Les « Décideurs du sport professionnel » parlent d’une seule voix avant l’examen de la loi
À quelques jours de l’examen en séance publique de la proposition de loi sur l’organisation, la gestion et le financement du sport professionnel, un front commun inédit s’est constitué. Ligues professionnelles, clubs, sportifs, entraîneurs et employeurs présentent dans un communiqué une plateforme commune pour défendre une réforme qu’ils souhaitent « ambitieuse, équilibrée et opérationnelle ».

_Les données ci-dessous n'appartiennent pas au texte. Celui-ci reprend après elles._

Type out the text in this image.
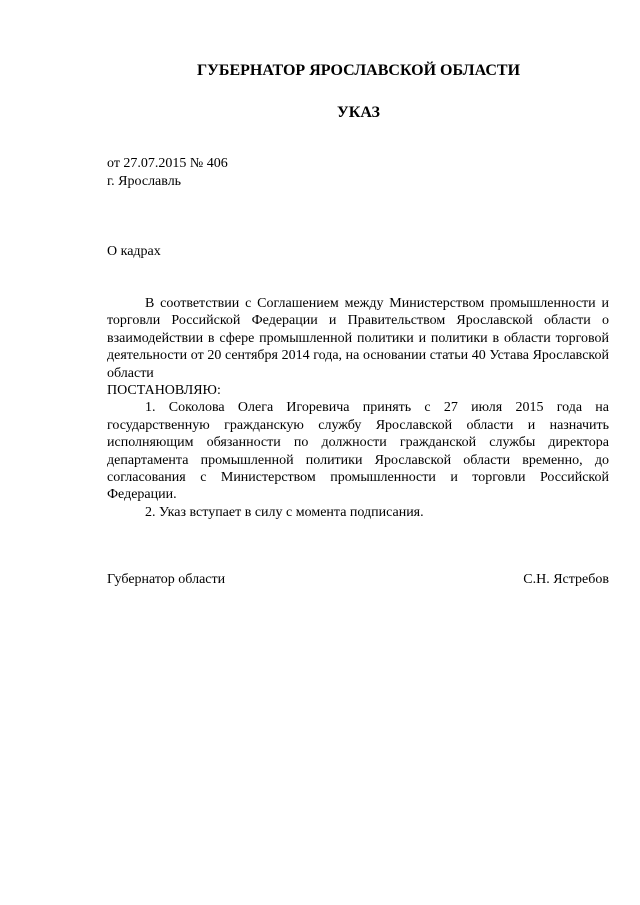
ГУБЕРНАТОР ЯРОСЛАВСКОЙ ОБЛАСТИ
УКАЗ
от 27.07.2015 № 406
г. Ярославль
О кадрах

В соответствии с Соглашением между Министерством промышленности и торговли Российской Федерации и Правительством Ярославской области о взаимодействии в сфере промышленной политики и политики в области торговой деятельности от 20 сентября 2014 года, на основании статьи 40 Устава Ярославской области

ПОСТАНОВЛЯЮ:

1. Соколова Олега Игоревича принять с 27 июля 2015 года на государственную гражданскую службу Ярославской области и назначить исполняющим обязанности по должности гражданской службы директора департамента промышленной политики Ярославской области временно, до согласования с Министерством промышленности и торговли Российской Федерации.

2. Указ вступает в силу с момента подписания.

Губернатор области	С.Н. Ястребов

Une mobilisation inédite pour peser sur le débat parlementaire
C’est une première dans l’histoire du sport professionnel français. L’Association nationale des ligues de sport professionnel (ANLSP), la Fédération des entraîneurs professionnels (FEP), la Fédération nationale des associations et syndicats de sportifs (FNASS) et UNIPROS ont décidé de porter une position commune avant l’examen de la proposition de loi prévu le 29 juin à l’Assemblée nationale. Ensemble, ces organisations représentent près de 200 clubs et équipes cyclistes professionnelles, 8 000 sportives et sportifs, 1 500 entraîneurs et membres de staff et près de 20 millions de spectateurs chaque année. Si elles saluent les avancées du texte en matière de lutte contre le piratage, de transparence, d’éthique, de représentation des acteurs ou encore de développement du sport féminin, elles estiment que plusieurs dispositions doivent encore être corrigées afin de préserver l’équilibre économique du modèle français.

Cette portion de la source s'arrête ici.